A Fórmula 1 confirmou o cancelamento das corridas do Bahrein e da Arábia Saudita, previstas para abril, devido aos desdobramentos da guerra no Oriente Médio. A decisão foi anunciada neste sábado, sem substituições no calendário, e envolve também as categorias de base F2, F3 e F1 Academy. A FIA acompanhou o posicionamento da F1, priorizando a segurança.
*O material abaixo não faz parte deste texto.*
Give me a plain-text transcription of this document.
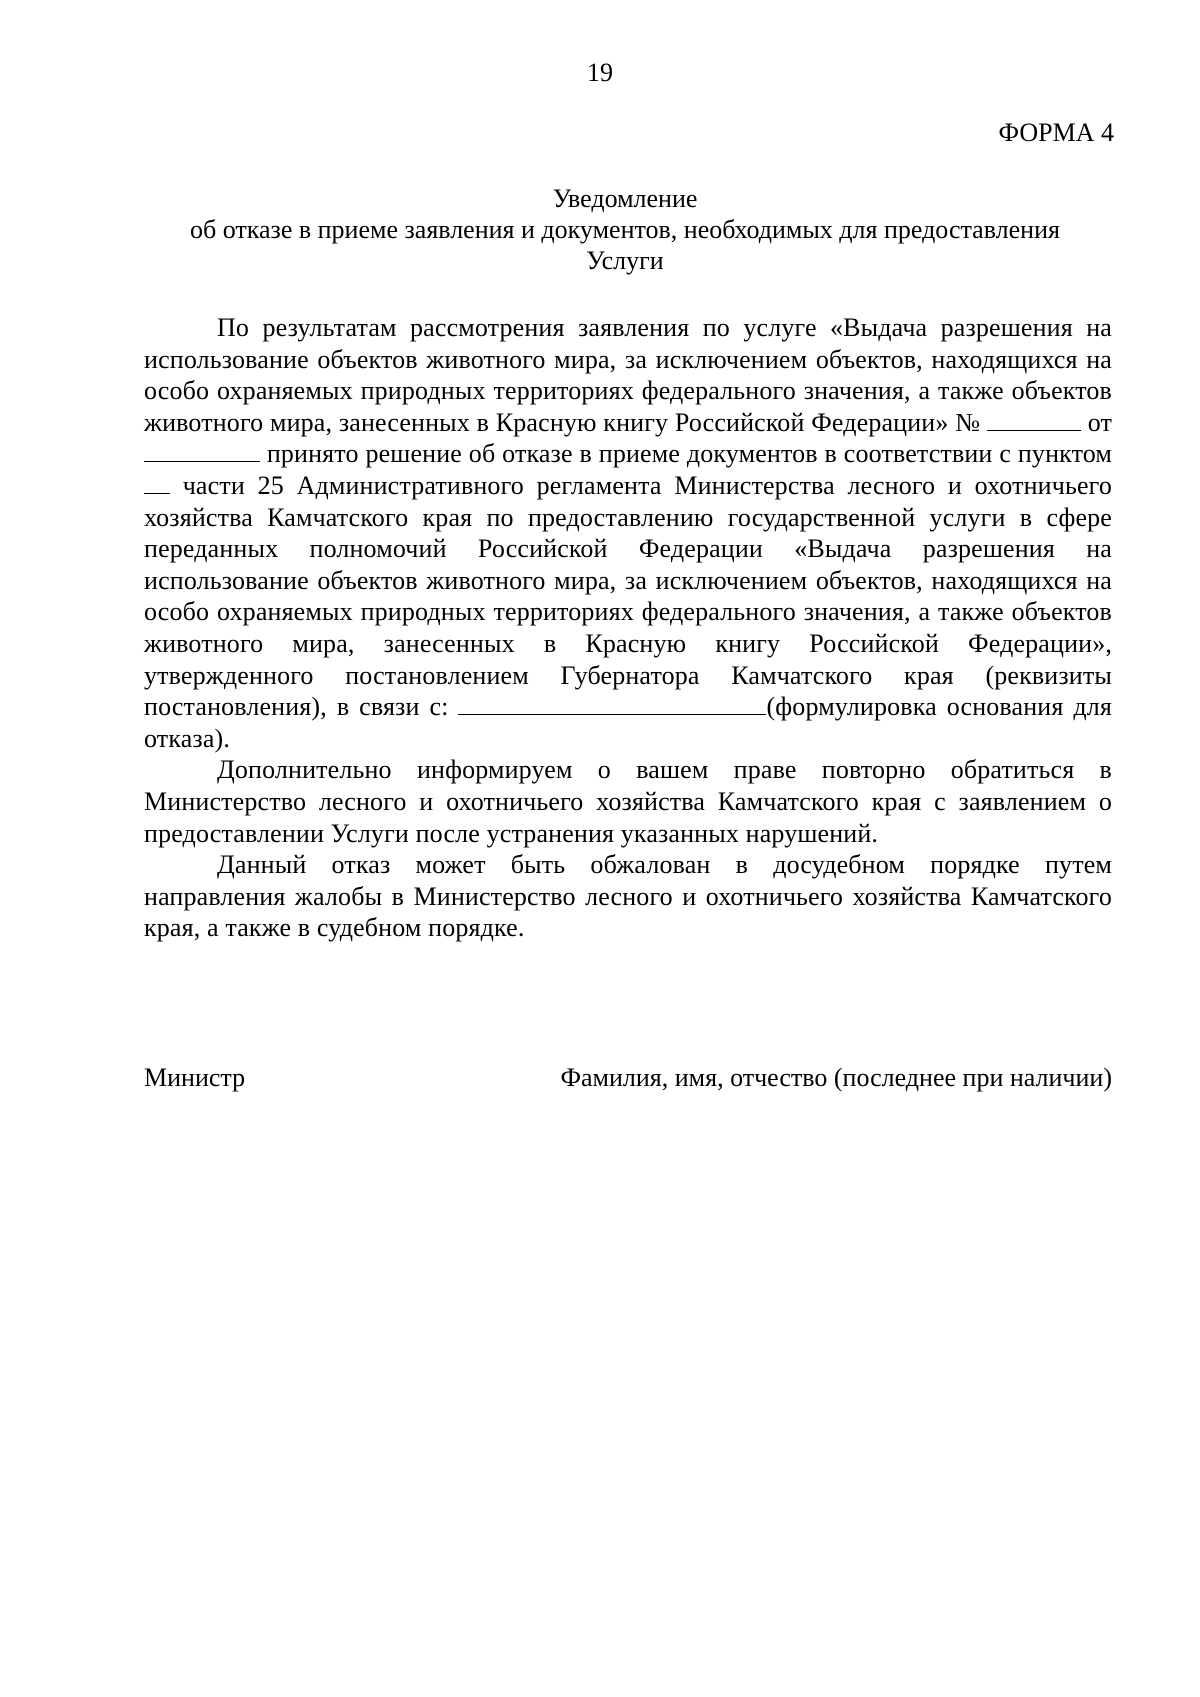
19
ФОРМА 4
Уведомление
об отказе в приеме заявления и документов, необходимых для предоставления
Услуги

По результатам рассмотрения заявления по услуге «Выдача разрешения на использование объектов животного мира, за исключением объектов, находящихся на особо охраняемых природных территориях федерального значения, а также объектов животного мира, занесенных в Красную книгу Российской Федерации» №	от  принято решение об отказе в приеме документов в соответствии с пунктом  части 25 Административного регламента Министерства лесного и охотничьего хозяйства Камчатского края по предоставлению государственной услуги в сфере переданных полномочий Российской Федерации «Выдача разрешения на использование объектов животного мира, за исключением объектов, находящихся на особо охраняемых природных территориях федерального значения, а также объектов животного мира, занесенных в Красную книгу Российской Федерации», утвержденного постановлением Губернатора Камчатского края (реквизиты постановления), в связи с:	(формулировка основания для отказа).

Дополнительно информируем о вашем праве повторно обратиться в Министерство лесного и охотничьего хозяйства Камчатского края с заявлением о предоставлении Услуги после устранения указанных нарушений.

Данный отказ может быть обжалован в досудебном порядке путем направления жалобы в Министерство лесного и охотничьего хозяйства Камчатского края, а также в судебном порядке.

Министр	Фамилия, имя, отчество (последнее при наличии)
A entidade cogitou realizar as etapas em outros circuitos, como Imola, Portimão ou Istambul, mas optou pelo cancelamento total. O GP do Japão permanece na agenda até o dia 29 de março, com retorno previsto apenas para o GP de Miami, marcado para 3 de maio. A temporada terá 22 corridas no total.
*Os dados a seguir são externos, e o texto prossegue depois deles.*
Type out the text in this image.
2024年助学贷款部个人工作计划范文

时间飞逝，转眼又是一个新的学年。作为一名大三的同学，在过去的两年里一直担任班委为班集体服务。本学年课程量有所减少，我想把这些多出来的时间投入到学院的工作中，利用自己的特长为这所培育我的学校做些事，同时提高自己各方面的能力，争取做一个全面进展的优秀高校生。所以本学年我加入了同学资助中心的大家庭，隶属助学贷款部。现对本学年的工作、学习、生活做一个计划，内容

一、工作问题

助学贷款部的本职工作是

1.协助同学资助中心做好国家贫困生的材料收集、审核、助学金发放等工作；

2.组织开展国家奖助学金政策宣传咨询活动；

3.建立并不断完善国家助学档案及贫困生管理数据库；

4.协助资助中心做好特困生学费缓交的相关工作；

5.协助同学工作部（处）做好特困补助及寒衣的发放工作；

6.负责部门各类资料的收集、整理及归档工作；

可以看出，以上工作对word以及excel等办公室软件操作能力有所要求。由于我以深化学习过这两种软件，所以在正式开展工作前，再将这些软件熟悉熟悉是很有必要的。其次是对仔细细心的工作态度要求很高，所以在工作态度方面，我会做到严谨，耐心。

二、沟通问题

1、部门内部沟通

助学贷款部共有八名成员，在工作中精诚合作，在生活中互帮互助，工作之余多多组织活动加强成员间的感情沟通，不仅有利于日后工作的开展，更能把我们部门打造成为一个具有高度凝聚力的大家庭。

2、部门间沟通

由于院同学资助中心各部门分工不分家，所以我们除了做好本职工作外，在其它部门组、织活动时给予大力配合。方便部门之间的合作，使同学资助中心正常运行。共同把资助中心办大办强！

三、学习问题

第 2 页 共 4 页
Mohammed Ben Sulayem, presidente da FIA, ressaltou que a prioridade continua a segurança da comunidade automobilística. A decisão foi tomada após avaliação cuidadosa, com esperança de estabilidade na região e retorno rápido à normalidade.
Calendário da temporada
O cancelamento dos Grandes Prêmios muda de forma significativa o cronograma da temporada, que passa a ter pausa após o GP do Japão e retorno apenas em Miami.
Impacto financeiro
Relatório da Guggenheim Partners, citado pela Forbes, estima perda entre US$ 190 milhões e US$ 200 milhões com o cancelamento. Desse total, US$ 80 milhões correspondem ao EBITDA.